R: We expanded the detail of the aim of our work and now reads: “The aim of this study was to develop the DL algorithm and the related preprocessing pipeline to automatically detect hip prosthetic loosening from conventional plain radio-graph and to employ the algorithm on a cohort of radiographs to analyze its performance in terms of sensitivity, specificity and accuracy.”

 

9.Mention the country origin of apparatuses.

R: did the reviewer meant were the programs we used as Tensorflow 1.15 or Gradient weighted Class Activation Mapping (Grad-CAM) came from? Because no other apparatus was mentioned in the article

 

10.Why the authors didn't pay more about the conclusion? the conclusion data are confusing.

R: we changed the main sentence reporting the results. Now it reads: “The algorithm developed in this study showed a sensitivity of 96,7%, a specificity of 96,7% and an accuracy of 96,7%.” We added Figure 6 to better illustrate the failed cases of the algorithm.

Author Response File: Author Response.docx

Round 2

Reviewer 1 Report

 

The quality of the paper was improved, the authors provide now a more complete explanation about the working of the Neural Network algorithm, I accept it, despite of it is a little encyclopedic explanation without specific details of the implementation.
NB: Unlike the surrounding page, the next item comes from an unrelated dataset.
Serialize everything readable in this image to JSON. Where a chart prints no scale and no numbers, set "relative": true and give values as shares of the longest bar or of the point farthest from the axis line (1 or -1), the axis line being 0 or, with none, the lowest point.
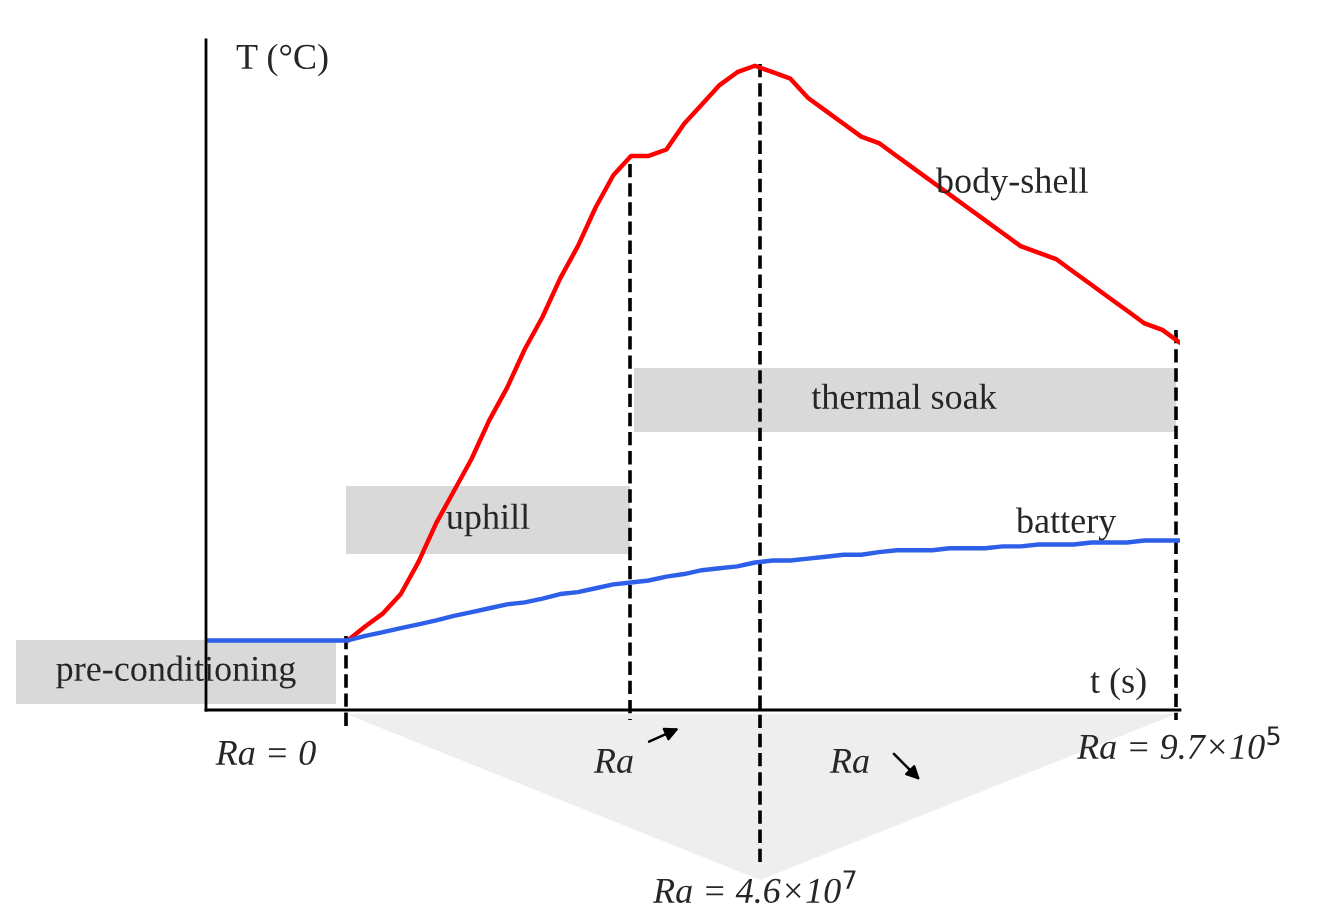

The absent of a cover letter for reviewers is not good. I had to compare the paper versions and figure out the changes.

I found two figures number 6 in the manuscript. This must be fixed.

Authors provided a sufficient explanation about the figure 6 and why the heatmap colored some regions in no failed prosthesis.

Reviewer 3 Report

-All comments made by authors ,only note:fig.6(The 5 misclassified images.) repeated must be become  fig7and it needs more details such as defined a,b,c,d,and e images.